You clearly have no clue what autonomy is about. It is not about more money staying in the region, in Poland each voivodship/gmina etc. gets x % of taxes generated on its teritory, that x could be increased significally without any "autonomy" (or descreased with "autonomy").
Oh here's where it starts with you, isn't it? You can't come up with anything but rhetoric that wreaks of fear of change so you try the semantic angle. As I already stated, government in a region can have Autonomy over certain aspects of governance. This shouldn not only about money but also be about people deciding what they think works best for them. You can then have competing models of healthcare, and education and then when one proves to be less successful, it can be dropped in favour of a different model. It's a much more flexible and responsive way of adapting to change. It worked in the U.S. for the longest time until the central government expanded and the system is still working very well in Canada and Australia.
This is what I wrote:
The less centralized government, the better
This is what you interpreted:
The less government, the better.
Do you see the difference? This shows you haven't really been thinking about a thing I've written but just gone into an automated response mode.
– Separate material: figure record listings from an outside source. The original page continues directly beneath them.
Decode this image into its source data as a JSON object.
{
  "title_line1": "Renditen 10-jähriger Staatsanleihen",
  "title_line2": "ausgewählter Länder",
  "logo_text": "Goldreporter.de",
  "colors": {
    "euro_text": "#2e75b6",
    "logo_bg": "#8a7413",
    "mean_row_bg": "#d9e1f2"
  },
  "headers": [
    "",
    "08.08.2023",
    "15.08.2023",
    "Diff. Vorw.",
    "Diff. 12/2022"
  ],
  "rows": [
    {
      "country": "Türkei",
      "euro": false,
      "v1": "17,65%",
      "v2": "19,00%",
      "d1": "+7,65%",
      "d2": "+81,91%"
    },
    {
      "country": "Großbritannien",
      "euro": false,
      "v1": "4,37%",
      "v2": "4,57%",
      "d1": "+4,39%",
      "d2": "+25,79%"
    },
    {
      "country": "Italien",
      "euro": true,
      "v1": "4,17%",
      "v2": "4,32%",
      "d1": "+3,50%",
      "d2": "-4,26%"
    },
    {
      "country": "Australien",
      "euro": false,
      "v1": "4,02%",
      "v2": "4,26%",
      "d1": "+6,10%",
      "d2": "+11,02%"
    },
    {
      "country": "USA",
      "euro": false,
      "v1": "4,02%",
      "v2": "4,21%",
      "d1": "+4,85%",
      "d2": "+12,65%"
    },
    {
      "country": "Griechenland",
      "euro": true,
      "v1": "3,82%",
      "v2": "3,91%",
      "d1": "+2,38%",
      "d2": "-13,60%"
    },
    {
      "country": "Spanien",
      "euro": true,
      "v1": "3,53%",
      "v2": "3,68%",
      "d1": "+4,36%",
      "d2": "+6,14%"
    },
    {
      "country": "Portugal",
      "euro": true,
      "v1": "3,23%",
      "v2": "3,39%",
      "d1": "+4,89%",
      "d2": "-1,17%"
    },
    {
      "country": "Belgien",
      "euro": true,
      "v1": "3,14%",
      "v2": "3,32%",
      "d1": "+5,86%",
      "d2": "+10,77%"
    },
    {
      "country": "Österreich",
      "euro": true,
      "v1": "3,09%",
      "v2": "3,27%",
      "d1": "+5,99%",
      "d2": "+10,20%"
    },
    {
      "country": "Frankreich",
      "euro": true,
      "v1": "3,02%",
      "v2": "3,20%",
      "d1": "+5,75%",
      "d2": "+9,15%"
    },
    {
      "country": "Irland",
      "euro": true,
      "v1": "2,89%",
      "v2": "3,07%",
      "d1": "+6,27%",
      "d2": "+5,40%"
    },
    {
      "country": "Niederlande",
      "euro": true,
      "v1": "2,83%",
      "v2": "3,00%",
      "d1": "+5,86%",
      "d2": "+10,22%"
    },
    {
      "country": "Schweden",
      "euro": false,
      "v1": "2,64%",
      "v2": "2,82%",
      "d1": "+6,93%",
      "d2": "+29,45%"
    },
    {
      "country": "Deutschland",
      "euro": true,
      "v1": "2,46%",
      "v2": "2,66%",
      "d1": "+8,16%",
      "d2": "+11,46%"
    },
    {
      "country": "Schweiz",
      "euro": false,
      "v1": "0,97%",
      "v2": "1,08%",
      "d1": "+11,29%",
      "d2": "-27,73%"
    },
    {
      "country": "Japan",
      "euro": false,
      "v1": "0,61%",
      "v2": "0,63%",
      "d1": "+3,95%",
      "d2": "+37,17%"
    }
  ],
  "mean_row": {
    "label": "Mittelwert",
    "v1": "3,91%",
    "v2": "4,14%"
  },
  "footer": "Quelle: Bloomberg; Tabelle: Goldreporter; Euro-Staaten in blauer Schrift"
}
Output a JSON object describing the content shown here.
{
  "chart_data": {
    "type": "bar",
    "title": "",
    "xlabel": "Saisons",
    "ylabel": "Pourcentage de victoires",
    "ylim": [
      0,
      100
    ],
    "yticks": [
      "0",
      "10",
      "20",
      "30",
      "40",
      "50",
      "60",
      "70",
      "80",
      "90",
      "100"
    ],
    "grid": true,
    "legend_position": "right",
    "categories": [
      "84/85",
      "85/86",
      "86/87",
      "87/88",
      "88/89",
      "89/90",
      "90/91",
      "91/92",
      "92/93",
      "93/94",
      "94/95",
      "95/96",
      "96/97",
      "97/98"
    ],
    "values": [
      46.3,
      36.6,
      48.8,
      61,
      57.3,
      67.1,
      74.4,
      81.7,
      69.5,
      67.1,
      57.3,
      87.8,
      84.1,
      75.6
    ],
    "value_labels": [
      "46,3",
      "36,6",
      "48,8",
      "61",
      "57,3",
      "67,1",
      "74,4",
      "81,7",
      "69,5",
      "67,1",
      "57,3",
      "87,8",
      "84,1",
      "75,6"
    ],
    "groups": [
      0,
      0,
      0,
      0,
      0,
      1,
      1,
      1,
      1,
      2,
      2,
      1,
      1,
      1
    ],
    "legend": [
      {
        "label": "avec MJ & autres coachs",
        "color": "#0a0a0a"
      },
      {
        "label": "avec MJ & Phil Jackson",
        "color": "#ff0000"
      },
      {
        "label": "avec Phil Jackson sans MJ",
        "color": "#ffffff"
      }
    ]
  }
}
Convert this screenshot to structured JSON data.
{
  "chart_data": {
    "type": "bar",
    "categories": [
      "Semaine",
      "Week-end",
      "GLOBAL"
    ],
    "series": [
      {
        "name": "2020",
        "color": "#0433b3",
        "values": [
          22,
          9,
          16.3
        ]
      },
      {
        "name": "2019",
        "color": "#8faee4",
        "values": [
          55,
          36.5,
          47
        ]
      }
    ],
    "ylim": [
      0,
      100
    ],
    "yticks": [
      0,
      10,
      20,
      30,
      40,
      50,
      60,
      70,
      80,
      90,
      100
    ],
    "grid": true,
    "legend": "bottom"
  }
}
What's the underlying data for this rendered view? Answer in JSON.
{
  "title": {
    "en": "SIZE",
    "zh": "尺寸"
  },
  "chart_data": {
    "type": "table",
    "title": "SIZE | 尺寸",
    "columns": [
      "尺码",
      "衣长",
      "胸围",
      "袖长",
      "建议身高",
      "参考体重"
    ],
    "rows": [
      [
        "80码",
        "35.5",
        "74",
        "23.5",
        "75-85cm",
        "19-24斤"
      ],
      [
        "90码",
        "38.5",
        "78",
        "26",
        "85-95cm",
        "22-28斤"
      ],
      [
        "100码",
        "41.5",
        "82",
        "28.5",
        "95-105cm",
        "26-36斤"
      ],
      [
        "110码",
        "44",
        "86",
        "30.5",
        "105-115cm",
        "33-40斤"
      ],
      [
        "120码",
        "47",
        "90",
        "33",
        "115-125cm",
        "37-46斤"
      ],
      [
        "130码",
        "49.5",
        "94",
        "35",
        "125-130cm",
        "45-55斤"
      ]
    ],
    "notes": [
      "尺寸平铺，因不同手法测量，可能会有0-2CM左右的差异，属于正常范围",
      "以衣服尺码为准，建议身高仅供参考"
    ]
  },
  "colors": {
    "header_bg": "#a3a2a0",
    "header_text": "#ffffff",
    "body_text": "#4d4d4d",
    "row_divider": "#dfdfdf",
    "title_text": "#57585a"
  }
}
If Silesia gets autonomy, Polish politicians will be there - mismanaging and wasting a great deal of tax revenues. The main difference will be that they will have more jobs (with regional "government" being created) to distribute to their buddies, more public orders to steal from etc.
No, that is incorrect. You don't know how such a system will evolve. You're simply repeating that attitude from the past that admits defeat and failure before trying something new.
Corruption is the greatest threat to any system. If people do become involved at a more local level, it limits that threat. Compare the waste that occurs at a municipal level to a national one. There's really no comparison- you don't even know how badly the federal politicians waste your money. This system should encourage people to hold politicians to be much more accountable. The more removed we see ourselves from a decision making process, the less we care and vice versa.
Again I have to marvel at your thinking: the system is clearly broken but don't try to fix it for fear of breaking it further.